After initially only needing a section of its roof restored, Williamstown Town Hall in Melbourne has recently undergone a large scale heritage refurbishment that has given it a new lease of life.
Originally constructed in 1918, the 100-year-old building had reached the end of its technical life when Hobsons Bay City Council approached k20 Architecture. What began as a relatively simple brief turned into an eight-year process of building rejuvenation and modernisation.
The restoration took place in three stages: the first involved restoration of the deteriorated roof, electrical rewiring and new mechanical services throughout. The second stage was the restoration of the interior’s ornate ceilings, timber panelling, original floor and wall tiling, and upgrading in line with BCA and DDA requirements while respecting the heritage status of the building.

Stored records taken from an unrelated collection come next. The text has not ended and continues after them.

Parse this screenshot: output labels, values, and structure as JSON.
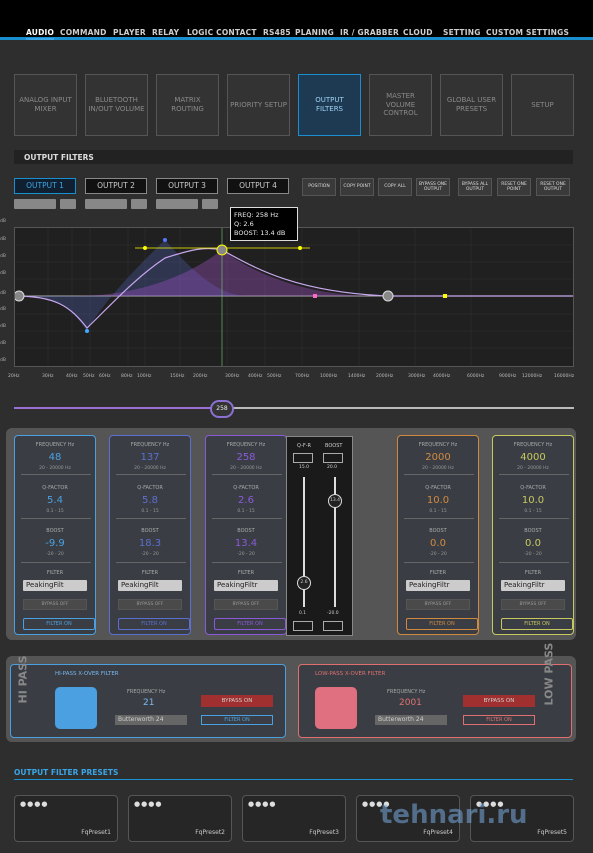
{
  "nav": [
    "AUDIO",
    "COMMAND",
    "PLAYER",
    "RELAY",
    "LOGIC CONTACT",
    "RS485",
    "PLANING",
    "IR / GRABBER",
    "CLOUD",
    "SETTING",
    "CUSTOM SETTINGS"
  ],
  "modules": [
    "ANALOG INPUT MIXER",
    "BLUETOOTH IN/OUT VOLUME",
    "MATRIX ROUTING",
    "PRIORITY SETUP",
    "OUTPUT FILTERS",
    "MASTER VOLUME CONTROL",
    "GLOBAL USER PRESETS",
    "SETUP"
  ],
  "section_title": "OUTPUT FILTERS",
  "outputs": [
    "OUTPUT 1",
    "OUTPUT 2",
    "OUTPUT 3",
    "OUTPUT 4"
  ],
  "actions": [
    "POSITION",
    "COPY POINT",
    "COPY ALL",
    "BYPASS ONE OUTPUT",
    "BYPASS ALL OUTPUT",
    "RESET ONE POINT",
    "RESET ONE OUTPUT"
  ],
  "tooltip": {
    "freq": "FREQ: 258 Hz",
    "q": "Q: 2.6",
    "boost": "BOOST: 13.4 dB"
  },
  "db_labels": [
    "dB",
    "dB",
    "dB",
    "dB",
    "dB",
    "dB",
    "dB",
    "dB",
    "dB"
  ],
  "freq_labels": [
    "20Hz",
    "30Hz",
    "40Hz",
    "50Hz",
    "60Hz",
    "80Hz",
    "100Hz",
    "150Hz",
    "200Hz",
    "300Hz",
    "400Hz",
    "500Hz",
    "700Hz",
    "1000Hz",
    "1400Hz",
    "2000Hz",
    "3000Hz",
    "4000Hz",
    "6000Hz",
    "9000Hz",
    "12000Hz",
    "16000Hz"
  ],
  "slider_value": "258",
  "band_labels": {
    "frequency": "FREQUENCY Hz",
    "frange": "20 - 20000 Hz",
    "qfactor": "Q-FACTOR",
    "qrange": "0.1 - 15",
    "boost": "BOOST",
    "brange": "-20 - 20",
    "filter": "FILTER",
    "bypass": "BYPASS OFF",
    "filteron": "FILTER ON"
  },
  "bands": [
    {
      "freq": "48",
      "q": "5.4",
      "boost": "-9.9",
      "type": "PeakingFilt",
      "color": "#4aa0e0"
    },
    {
      "freq": "137",
      "q": "5.8",
      "boost": "18.3",
      "type": "PeakingFilt",
      "color": "#5b6fd0"
    },
    {
      "freq": "258",
      "q": "2.6",
      "boost": "13.4",
      "type": "PeakingFiltr",
      "color": "#8a5ad8"
    },
    {
      "freq": "",
      "q": "",
      "boost": "",
      "type": "",
      "color": "#c050c0"
    },
    {
      "freq": "2000",
      "q": "10.0",
      "boost": "0.0",
      "type": "PeakingFiltr",
      "color": "#d08a40"
    },
    {
      "freq": "4000",
      "q": "10.0",
      "boost": "0.0",
      "type": "PeakingFiltr",
      "color": "#c8c860"
    }
  ],
  "popup": {
    "qfr": "Q-F-R",
    "boost": "BOOST",
    "qtop": "15.0",
    "btop": "20.0",
    "qval": "2.6",
    "bval": "13.4",
    "qbot": "0.1",
    "bbot": "-20.0"
  },
  "hipass": {
    "side": "HI PASS",
    "title": "HI-PASS X-OVER FILTER",
    "freq_label": "FREQUENCY Hz",
    "freq": "21",
    "type": "Butterworth 24",
    "bypass": "BYPASS ON",
    "filter": "FILTER ON"
  },
  "lowpass": {
    "side": "LOW PASS",
    "title": "LOW-PASS X-OVER FILTER",
    "freq_label": "FREQUENCY Hz",
    "freq": "2001",
    "type": "Butterworth 24",
    "bypass": "BYPASS ON",
    "filter": "FILTER ON"
  },
  "presets_title": "OUTPUT FILTER PRESETS",
  "presets": [
    "FqPreset1",
    "FqPreset2",
    "FqPreset3",
    "FqPreset4",
    "FqPreset5"
  ],
  "dots": "●●●●",
  "watermark": "tehnari.ru"
}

The third stage involved roof repair and upgrade: all tiles and roof battens were replaced and the parapets and thermal chimney were restored.
“When people who haven’t been here for a number of years see it again, they are so impressed by the result. But people seeing the Town Hall for the first time just assume we’ve looked after it really well,” says Angela Altair, the Mayor of Hobsons Bay City Council.
The restoration of Williamstown Town Hall was a huge commitment for the council, says k20 Architecture, with the practice supporting Hobsons Bay City Council in ensuring its authenticity, yet designing it to perform like a building of the twenty-first century.
Cr Altair adds, “k20 Architecture did a fantastic thing and took a strong approach to sustainability by limiting the use of ‘new’ products, such as sourcing antique fireplaces from local resellers and reactivating the old thermal chimney”.
The modernised spaces have proven themselves versatile, supporting use by Council staff, the community and school events, weddings, operas, citizenship ceremonies and more.